L’aventure que je vais vous raconter par le menu ne ressemble pas mal au rêve d’un homme éveillé. J’en suis encore ébloui et étourdi tout ensemble, et la légère trépidation du wagon-lit vibrera très probablement jusqu’à demain matin dans ma colonne vertébrale. Il y a exactement treize jours que je quittais les bords de l’Oise pour aller prendre le train rapide de l’Orient à la gare de Strasbourg ; et dans ces treize jours, c’est-à-dire en moins de temps qu’il n’en fallait à Mme de Sévigné pour aller de Paris à Grignan, je suis allé à Constantinople, je m’y suis promené, instruit et diverti, et j’en suis revenu sans fatigue, prêt à repartir demain si l’on veut, par la même voiture, pour Madrid ou Saint-Pétersbourg.
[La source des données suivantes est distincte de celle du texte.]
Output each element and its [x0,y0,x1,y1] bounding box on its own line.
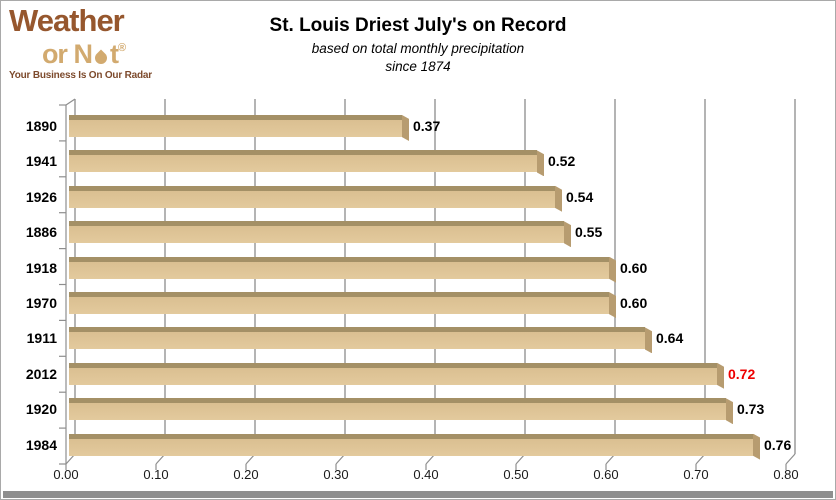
logo-text-or-n: or N [41,39,93,69]
bar-top-edge [69,433,753,439]
bar-face [69,190,555,208]
y-axis-category-label: 1886 [25,224,57,241]
bar-top-edge [69,362,717,368]
bar [69,115,409,141]
bar-value-label: 0.60 [620,295,648,311]
weather-or-not-logo: Weather or N t® Your Business Is On Our R… [9,3,159,82]
registered-trademark-symbol: ® [117,42,127,54]
bar-value-label: 0.54 [566,188,594,205]
bar-end-cap [402,115,409,141]
logo-text-t: t [109,39,119,69]
bar [69,150,544,177]
bar-top-edge [69,185,555,191]
y-axis-category-label: 1918 [25,259,57,276]
bar [69,362,724,389]
bar-end-cap [564,221,571,248]
y-axis-category-label: 1984 [25,436,57,453]
bar-value-label: 0.73 [737,401,765,418]
bar-value-label: 0.52 [548,153,576,170]
bar-value-label: 0.37 [413,118,441,134]
logo-text-weather: Weather [9,3,125,38]
logo-tagline: Your Business Is On Our Radar [9,70,152,81]
bar-top-edge [69,150,537,156]
bar-face [69,403,726,421]
bar-face [69,261,609,279]
bar-top-edge [69,256,609,262]
bar-end-cap [753,433,760,460]
bar-value-label: 0.55 [575,224,603,241]
bar [69,398,733,425]
logo-text-or-not: or N t® [9,35,159,69]
bar [69,433,760,460]
bar [69,221,571,248]
bar-top-edge [69,398,726,404]
y-axis-category-label: 2012 [25,365,57,382]
bar-value-label: 0.64 [656,330,684,347]
bar [69,327,652,354]
bar-face [69,120,402,137]
y-axis-category-label: 1941 [25,153,57,170]
bar-face [69,332,645,350]
bar-value-label: 0.72 [728,365,756,382]
bar-end-cap [609,292,616,318]
bar-face [69,438,753,456]
bar-end-cap [717,362,724,389]
bar-top-edge [69,221,564,227]
y-axis-category-label: 1920 [25,401,57,418]
bar [69,185,562,212]
bar-end-cap [726,398,733,425]
bottom-gray-bar [3,491,833,498]
y-axis-category-label: 1970 [25,295,57,311]
bar-top-edge [69,115,402,120]
bar-top-edge [69,292,609,297]
bar-face [69,226,564,244]
bar-end-cap [609,256,616,283]
bar-value-label: 0.60 [620,259,648,276]
bar-face [69,155,537,173]
bar-value-label: 0.76 [764,436,792,453]
y-axis-category-label: 1911 [26,330,57,347]
y-axis-category-label: 1890 [25,118,57,134]
bar-end-cap [537,150,544,177]
bar-top-edge [69,327,645,333]
bar-end-cap [555,185,562,212]
bar [69,292,616,318]
y-axis-category-label: 1926 [25,188,57,205]
bar-face [69,367,717,385]
bar-end-cap [645,327,652,354]
bar-face [69,297,609,314]
bar [69,256,616,283]
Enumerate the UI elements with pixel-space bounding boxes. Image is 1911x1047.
Et notez que nous avons fait une halte de vingt-quatre heures dans cette France orientale qui s’appelle la Roumanie, assisté à l’inauguration d’un palais d’été dans les Carpathes, pris le thé avec un roi et un reine et banqueté somptueusement chez le Bignon de Bucarest. On dit avec raison que notre temps est fertile en miracles ; je n’ai rien vu de plus étonnant que cette odyssée dont la poussière estompe encore mon chapeau.
Par quel concours de circonstances ai-je quitté Paris le 4 octobre, à l’heure où le rideau se levait sur le beau drame de mon ami Albert Delpit ? Tout simplement parce qu’un aimable homme, M. Delloye-Matthieu, m’avait dit au printemps dernier :
« Connaissez-vous Constantinople ?
— Oui et non : j’y suis allé il y a trente ans et la ville doit avoir bien changé, quoiqu’elle ait assurément moins changé que moi.
— Si l’on vous invitait à l’aller voir ?
— J’accepterais avec enthousiasme. Quand partons-nous ?
— Aussitôt que le choléra voudra bien nous le permettre. »
M. Delloye-Matthieu est un richissime banquier belge, un puissant industriel et un piocheur infatigable. Il ne se contente pas de faire travailler ses capitaux dans les grandes affaires de la Belgique et de l’étranger ; il y prodigue sa personne, dirigeant, conseillant, surveillant, instruit de tout, présent partout, brûlé par une activité dévorante, et bon vivant avec cela, gai causeur et joyeux convive. On assure qu’il aura bientôt soixante-huit ans ; tout ce que je sais de son âge, c’est qu’à Constantinople il était le dernier à se mettre au lit et le premier aux cavalcades matinales.
Cet aimable homme de finance préside le comité de la Compagnie internationale des wagons-lits dont le directeur, presque aussi connu en Europe que M. Pullman en Amérique, est M. Nagelmackers. Et la Compagnie des wagons-lits invitait une quarantaine de fonctionnaires, d’administrateurs, d’ingénieurs et de publicistes à l’inauguration d’un matériel non seulement neuf, mais tout à fait nouveau.
Je crois superflu d’indiquer pourquoi la Compagnie des wagons-lits est internationale. Son but étant de faire circuler ses voitures sur tous les chemins de l’Europe continentale et d’emprunter successivement pour un même voyage la traction de diverses Compagnies, elle ne pouvait être exclusivement ni française, ni allemande, ni espagnole, ni italienne, ni russe. Je dirai même sans crainte de sembler paradoxal qu’elle ne pouvait être que belge, car le nom sympathique et honoré de la Belgique est synonyme de neutralité. Il faut, pour ainsi dire, le concours d’un bon vouloir universel, d’une sorte de fraternité invraisemblable, au triste temps où nous vivons, pour faire circuler, depuis Brest jusqu’à Giurgewo ou de Séville à la frontière russe, un voyageur malade ou pressé, sans qu’il ait à subir les vexations, les ennuis, les retards de la douane et de la police. L’homme, colis vivant, que les entrepreneurs de transports secouaient sans aucun scrupule, que les contrôleurs réveillaient sans pitié, que les buffets et les gargotiers embusqués aux stations principales empoisonnaient et rançonnaient sans merci, que tout un peuple de parasites et de fâcheux se repassait de mains en mains, deviendra presque, avec le temps, un animal sacré, un chat d’Égypte. Tout le monde se mettra d’accord pour lui donner non seulement de la vitesse, mais du calme, du sommeil et du confort, en échange de son argent.